When Jordan won Defensive Player of the Year honors, Paul had to accept on his behalf. “He’s still locked away,” Paul joked, referencing the Clippers’ much-ballyhooed home invasion to re-sign their starting center. “We’ve got him where we want him until the season starts.” It was a pretty good line, but it would have been better to see and hear from Jordan himself. The presentation of the “Coach you most want to play for” award to Gregg Popovich was similarly underwhelming. Ray McCallum, an offseason trade acquisition, accepted the award on behalf of the legendary Spurs coach, even though the point guard has yet to suit up in San Antonio. The Best Rookie and Global Impact Player awards were not handed out in person nor did they make the telecast.
Without a doubt, the most glaring and perplexing no-show was LeBron James, a newly-appointed NBPA vice president who is close friends with Paul and was listed as the headliner in promotional materials. Cleveland.com reported that James was busy with a “prior commitment,” which is tough to swallow. James attended the ESPYs in Los Angeles last week, he was courtside at Cleveland’s Las Vegas Summer League game on Friday, and he’s expected to attend NBPA meetings this week as the union begins strategizing a possible lockout in 2017. When James was selected as the “Player I Would Secretly Most Like To Play With” on Sunday, Little League World Series star Mo’ne Davis had to first present the trophy and then accept it on James’s behalf.

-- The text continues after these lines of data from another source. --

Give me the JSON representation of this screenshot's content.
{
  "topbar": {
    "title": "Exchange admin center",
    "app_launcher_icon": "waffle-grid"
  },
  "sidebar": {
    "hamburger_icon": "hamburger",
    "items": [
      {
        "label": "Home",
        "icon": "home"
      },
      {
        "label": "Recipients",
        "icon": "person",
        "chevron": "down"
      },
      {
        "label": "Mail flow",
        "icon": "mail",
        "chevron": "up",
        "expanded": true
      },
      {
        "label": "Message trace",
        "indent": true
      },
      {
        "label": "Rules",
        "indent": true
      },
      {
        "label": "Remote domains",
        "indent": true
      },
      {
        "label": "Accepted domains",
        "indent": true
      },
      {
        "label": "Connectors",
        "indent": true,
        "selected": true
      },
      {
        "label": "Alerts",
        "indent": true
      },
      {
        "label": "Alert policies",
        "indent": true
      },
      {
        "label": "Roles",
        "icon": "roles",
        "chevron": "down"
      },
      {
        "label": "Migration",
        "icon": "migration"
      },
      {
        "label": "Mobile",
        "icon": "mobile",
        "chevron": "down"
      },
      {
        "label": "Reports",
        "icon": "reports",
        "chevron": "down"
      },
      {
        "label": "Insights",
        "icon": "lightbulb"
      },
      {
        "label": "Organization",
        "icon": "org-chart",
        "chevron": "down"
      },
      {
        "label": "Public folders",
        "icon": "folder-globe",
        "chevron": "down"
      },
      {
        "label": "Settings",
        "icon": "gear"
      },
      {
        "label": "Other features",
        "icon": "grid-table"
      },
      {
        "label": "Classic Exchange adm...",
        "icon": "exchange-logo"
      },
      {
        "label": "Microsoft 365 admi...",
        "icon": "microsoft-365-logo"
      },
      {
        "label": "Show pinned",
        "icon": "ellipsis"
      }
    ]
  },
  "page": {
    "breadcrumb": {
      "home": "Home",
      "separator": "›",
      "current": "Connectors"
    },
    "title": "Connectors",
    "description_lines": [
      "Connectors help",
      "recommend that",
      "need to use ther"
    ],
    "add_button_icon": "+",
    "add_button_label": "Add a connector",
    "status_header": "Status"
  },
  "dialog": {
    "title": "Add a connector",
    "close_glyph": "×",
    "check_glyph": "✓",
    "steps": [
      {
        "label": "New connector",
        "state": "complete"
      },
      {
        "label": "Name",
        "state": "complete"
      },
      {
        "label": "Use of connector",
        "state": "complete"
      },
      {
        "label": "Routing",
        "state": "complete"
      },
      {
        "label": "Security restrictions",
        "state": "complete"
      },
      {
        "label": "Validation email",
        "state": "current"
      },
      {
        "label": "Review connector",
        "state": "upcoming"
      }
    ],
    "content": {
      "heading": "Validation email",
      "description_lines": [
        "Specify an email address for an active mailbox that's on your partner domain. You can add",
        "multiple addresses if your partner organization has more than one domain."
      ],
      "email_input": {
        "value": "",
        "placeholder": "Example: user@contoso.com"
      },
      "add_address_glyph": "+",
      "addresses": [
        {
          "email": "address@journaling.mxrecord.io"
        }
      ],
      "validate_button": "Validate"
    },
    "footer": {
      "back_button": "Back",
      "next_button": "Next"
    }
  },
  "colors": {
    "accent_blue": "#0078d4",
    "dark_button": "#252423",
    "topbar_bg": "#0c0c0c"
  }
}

As the face of the NBA and its players, James’s mere presence has the ability to grant legitimacy; here, his absence, excused or otherwise, undercut the event like a defender sliding beneath a jump shooter.
The LeBron-less show went on, though, and it definitely had its moments. Ray Allen received a standing ovation after he was named "Man of the Year" for his charitable work with the “Ray of Hope” foundation, and the hero of the 2013 Finals delivered a passionate speech about the importance of being a “great example” to children. Obama saluted Allen in a taped message, chiding the future Hall of Famer for turning 40 before joking, “it’s good to see you’ve still got game… on the golf course.”
Allen Iverson stole the show, as he tends to do, when he accepted the "Game-Changer" award for career achievement. Introduced as a “basketball supernova” who “ripped the envelope apart” by Paul and Lil Wayne, Iverson produced the loudest reaction and longest ovation of the night from the players. When the famous highlight of his crossover against Michael Jordan played, loud gasps rang out from all corners of the theater.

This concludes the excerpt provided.